Des accusations de racisme contre Christophe Galtier plongent Nice dans la tourmente
Cette semaine, Bien que Nice aurait souhaité se concentrer entièrement sur le quart de finale de la Conference League contre Bâle, les préparatifs des Aiglons ont été largement éclipsés par de graves allégations de racisme contre l’ancien manager Christophe Galtier de la saison dernière, faites dans un courriel interne attribué à l’ancien directeur Julien Fournier.

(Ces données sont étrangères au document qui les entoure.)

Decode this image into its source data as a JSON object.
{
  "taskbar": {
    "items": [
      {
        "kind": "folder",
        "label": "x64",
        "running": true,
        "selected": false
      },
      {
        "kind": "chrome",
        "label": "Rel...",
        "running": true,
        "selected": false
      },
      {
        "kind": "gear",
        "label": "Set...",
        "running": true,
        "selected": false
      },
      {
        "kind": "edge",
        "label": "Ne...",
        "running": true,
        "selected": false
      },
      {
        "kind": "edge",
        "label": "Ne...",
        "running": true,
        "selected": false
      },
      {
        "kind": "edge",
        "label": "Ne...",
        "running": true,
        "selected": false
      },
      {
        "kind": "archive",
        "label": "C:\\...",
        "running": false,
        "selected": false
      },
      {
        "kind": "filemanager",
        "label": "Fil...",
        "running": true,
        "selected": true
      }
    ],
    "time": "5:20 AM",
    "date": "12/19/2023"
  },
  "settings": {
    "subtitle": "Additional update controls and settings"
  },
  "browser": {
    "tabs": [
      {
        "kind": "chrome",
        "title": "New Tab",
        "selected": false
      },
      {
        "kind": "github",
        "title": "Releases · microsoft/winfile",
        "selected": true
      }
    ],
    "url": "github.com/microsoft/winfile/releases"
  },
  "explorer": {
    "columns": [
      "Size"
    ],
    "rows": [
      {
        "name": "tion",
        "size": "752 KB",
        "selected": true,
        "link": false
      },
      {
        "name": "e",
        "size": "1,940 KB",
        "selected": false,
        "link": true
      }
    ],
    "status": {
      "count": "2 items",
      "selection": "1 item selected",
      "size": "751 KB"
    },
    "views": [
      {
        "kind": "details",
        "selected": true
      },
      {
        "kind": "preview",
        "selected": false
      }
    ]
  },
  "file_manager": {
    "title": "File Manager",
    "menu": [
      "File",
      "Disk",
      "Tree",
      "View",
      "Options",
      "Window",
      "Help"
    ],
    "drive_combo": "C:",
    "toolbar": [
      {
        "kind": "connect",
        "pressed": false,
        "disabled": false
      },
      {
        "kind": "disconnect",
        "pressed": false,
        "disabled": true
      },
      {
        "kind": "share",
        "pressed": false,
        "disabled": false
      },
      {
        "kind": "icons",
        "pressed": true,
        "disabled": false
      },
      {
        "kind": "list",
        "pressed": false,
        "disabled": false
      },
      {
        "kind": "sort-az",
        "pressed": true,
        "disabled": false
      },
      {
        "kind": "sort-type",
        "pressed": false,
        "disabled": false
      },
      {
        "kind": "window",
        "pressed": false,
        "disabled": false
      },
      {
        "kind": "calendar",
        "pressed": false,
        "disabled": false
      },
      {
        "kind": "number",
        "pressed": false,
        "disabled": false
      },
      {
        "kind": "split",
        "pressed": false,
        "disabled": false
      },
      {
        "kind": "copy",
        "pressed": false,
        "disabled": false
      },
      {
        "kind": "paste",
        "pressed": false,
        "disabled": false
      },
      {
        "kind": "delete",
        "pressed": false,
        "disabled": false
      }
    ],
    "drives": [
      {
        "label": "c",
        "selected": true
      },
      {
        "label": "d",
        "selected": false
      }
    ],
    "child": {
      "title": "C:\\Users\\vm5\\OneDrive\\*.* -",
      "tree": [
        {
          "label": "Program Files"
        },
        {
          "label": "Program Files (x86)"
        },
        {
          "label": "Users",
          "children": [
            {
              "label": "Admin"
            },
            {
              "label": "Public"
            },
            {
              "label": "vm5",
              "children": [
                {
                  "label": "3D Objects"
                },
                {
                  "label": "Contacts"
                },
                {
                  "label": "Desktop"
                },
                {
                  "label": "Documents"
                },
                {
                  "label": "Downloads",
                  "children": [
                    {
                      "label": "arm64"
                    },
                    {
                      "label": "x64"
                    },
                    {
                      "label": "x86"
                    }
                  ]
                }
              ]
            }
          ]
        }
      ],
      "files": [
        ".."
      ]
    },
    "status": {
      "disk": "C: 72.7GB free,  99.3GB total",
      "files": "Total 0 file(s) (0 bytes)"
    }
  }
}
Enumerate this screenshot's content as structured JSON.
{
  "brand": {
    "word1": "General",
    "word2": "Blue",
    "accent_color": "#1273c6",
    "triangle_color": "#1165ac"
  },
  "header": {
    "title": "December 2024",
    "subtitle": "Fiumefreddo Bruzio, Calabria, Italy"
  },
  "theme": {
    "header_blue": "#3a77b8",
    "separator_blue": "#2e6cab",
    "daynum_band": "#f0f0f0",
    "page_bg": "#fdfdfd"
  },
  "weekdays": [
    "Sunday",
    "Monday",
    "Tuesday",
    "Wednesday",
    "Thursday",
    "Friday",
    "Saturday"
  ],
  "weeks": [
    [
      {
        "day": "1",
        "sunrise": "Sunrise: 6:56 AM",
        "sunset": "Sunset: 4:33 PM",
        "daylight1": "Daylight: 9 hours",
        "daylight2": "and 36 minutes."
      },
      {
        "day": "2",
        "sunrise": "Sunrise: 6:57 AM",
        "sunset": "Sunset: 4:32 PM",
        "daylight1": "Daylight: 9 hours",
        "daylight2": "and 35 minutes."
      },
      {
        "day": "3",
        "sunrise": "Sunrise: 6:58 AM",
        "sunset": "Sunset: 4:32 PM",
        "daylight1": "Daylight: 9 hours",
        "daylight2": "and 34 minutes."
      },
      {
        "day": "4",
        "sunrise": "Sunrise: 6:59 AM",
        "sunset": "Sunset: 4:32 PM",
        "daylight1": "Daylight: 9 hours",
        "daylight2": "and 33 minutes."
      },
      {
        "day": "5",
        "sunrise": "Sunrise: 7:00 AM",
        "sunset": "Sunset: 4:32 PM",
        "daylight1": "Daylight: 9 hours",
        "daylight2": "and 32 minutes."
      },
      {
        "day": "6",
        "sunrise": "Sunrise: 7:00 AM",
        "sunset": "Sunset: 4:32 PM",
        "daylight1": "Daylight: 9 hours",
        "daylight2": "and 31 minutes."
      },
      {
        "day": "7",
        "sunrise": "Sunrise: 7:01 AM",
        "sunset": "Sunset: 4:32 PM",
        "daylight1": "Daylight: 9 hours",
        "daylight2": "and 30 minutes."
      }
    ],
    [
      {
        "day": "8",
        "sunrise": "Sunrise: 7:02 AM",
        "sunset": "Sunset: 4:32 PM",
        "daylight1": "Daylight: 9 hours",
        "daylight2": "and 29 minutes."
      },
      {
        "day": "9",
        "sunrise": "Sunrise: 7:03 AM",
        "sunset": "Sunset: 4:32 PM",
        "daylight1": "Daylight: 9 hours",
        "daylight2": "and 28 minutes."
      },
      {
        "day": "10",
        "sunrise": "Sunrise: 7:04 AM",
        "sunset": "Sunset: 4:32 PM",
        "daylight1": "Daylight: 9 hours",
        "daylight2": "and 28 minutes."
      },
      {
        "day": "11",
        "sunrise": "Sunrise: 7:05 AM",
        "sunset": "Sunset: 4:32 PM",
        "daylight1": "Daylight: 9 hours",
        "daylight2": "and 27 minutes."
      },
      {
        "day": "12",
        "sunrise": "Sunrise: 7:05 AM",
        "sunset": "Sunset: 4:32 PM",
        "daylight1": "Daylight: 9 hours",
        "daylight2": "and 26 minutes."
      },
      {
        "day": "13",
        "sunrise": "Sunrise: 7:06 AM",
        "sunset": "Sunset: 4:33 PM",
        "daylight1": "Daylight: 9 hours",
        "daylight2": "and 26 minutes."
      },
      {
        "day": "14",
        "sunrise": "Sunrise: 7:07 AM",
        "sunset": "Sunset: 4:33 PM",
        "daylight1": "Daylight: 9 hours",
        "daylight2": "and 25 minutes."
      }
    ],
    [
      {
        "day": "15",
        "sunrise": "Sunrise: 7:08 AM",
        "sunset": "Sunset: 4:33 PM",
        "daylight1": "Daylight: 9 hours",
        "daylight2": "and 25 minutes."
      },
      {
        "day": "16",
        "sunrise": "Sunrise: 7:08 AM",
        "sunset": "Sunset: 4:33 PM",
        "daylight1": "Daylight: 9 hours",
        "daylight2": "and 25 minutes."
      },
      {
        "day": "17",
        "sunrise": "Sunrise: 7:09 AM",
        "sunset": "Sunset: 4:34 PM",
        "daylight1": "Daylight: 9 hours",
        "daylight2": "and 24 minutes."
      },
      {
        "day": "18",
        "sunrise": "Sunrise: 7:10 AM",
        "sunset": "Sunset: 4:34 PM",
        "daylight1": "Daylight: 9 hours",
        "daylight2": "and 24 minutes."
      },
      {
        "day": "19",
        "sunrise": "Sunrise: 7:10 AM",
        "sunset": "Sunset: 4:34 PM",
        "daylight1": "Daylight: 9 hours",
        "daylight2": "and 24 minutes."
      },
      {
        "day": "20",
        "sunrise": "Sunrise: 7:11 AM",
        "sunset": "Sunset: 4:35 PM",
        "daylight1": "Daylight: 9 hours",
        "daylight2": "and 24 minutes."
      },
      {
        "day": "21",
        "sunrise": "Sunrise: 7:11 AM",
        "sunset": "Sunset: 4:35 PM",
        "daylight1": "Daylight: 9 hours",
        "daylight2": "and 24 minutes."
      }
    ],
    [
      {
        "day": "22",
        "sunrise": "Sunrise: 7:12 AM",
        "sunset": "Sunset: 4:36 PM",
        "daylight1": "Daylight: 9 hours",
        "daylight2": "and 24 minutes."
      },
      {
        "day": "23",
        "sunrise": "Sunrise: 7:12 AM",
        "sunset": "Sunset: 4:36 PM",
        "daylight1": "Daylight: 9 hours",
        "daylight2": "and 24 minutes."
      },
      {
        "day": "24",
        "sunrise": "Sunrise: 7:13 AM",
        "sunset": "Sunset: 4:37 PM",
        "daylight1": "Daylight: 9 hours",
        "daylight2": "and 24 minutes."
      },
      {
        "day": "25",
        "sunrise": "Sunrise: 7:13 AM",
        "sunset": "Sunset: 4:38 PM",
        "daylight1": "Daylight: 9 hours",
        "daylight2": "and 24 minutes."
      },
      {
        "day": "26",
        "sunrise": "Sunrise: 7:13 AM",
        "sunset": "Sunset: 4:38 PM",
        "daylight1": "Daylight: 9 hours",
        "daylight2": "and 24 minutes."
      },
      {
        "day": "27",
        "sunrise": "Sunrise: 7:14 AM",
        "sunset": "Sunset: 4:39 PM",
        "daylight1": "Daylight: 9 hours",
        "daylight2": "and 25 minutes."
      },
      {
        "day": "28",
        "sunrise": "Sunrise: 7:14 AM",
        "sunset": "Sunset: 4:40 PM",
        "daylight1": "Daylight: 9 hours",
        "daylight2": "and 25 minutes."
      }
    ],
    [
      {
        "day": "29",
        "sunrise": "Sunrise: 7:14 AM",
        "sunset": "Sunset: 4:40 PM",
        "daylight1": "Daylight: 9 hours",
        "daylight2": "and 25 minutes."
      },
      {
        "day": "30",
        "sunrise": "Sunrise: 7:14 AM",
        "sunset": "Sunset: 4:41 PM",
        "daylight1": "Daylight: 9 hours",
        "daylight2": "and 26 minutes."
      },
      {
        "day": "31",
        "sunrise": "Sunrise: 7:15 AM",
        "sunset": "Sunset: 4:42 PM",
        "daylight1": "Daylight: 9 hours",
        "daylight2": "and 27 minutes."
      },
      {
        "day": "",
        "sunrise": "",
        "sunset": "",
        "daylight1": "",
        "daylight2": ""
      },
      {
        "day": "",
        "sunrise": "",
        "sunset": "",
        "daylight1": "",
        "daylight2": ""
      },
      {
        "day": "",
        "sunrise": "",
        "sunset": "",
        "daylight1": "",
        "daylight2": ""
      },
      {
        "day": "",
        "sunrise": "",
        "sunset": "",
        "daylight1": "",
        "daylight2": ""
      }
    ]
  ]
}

Le manager actuel du Paris Saint-Germain a nié les allégations et a indiqué qu’il entamerait des poursuites judiciaires contre les journalistes qui ont d’abord rapporté le courriel ainsi que Fournier lui-même. Ce dernier, quant à lui, a regretté le moment de la fuite mais n’a pas contesté explicitement l’existence du courriel en question.
Critiques à l’encontre de la gestion de l’affaire par Nice
Après une courte déclaration publiée la semaine dernière, le manque de réaction de la part de la direction et des joueurs de Nice sur la question a été critiqué. Selon L’Équipe, le personnel du club aurait reçu l’instruction de ne pas parler de l’affaire. Apparemment, un employé qui était sur le point de s’exprimer aurait reçu un appel de la direction pour réitérer les sanctions graves prévues par INEOS pour ceux qui parlent.
Étant donné que le directeur Dave Brailsford aurait appris les allégations de Fournier à la fin de la saison dernière, celui-ci aurait été préoccupé par les problèmes juridiques qui découleraient du fait que le club ne signalerait pas les incidents de racisme aux autorités, ajoute L’Équipe.
Les Aiglons indiquent en réponse à L’Équipe qu’il n’y a pas d’interdiction spécifique de parler des accusations, mais que ceux du club ont été invités à se concentrer sur leur prochain quart de finale européen. Le club ajoute que maintenant qu’une enquête judiciaire a été ouverte depuis vendredi dernier – une enquête préliminaire, pour discrimination fondée sur la race ou la religion sur le lieu de travail – aucun commentaire public ne peut être fait.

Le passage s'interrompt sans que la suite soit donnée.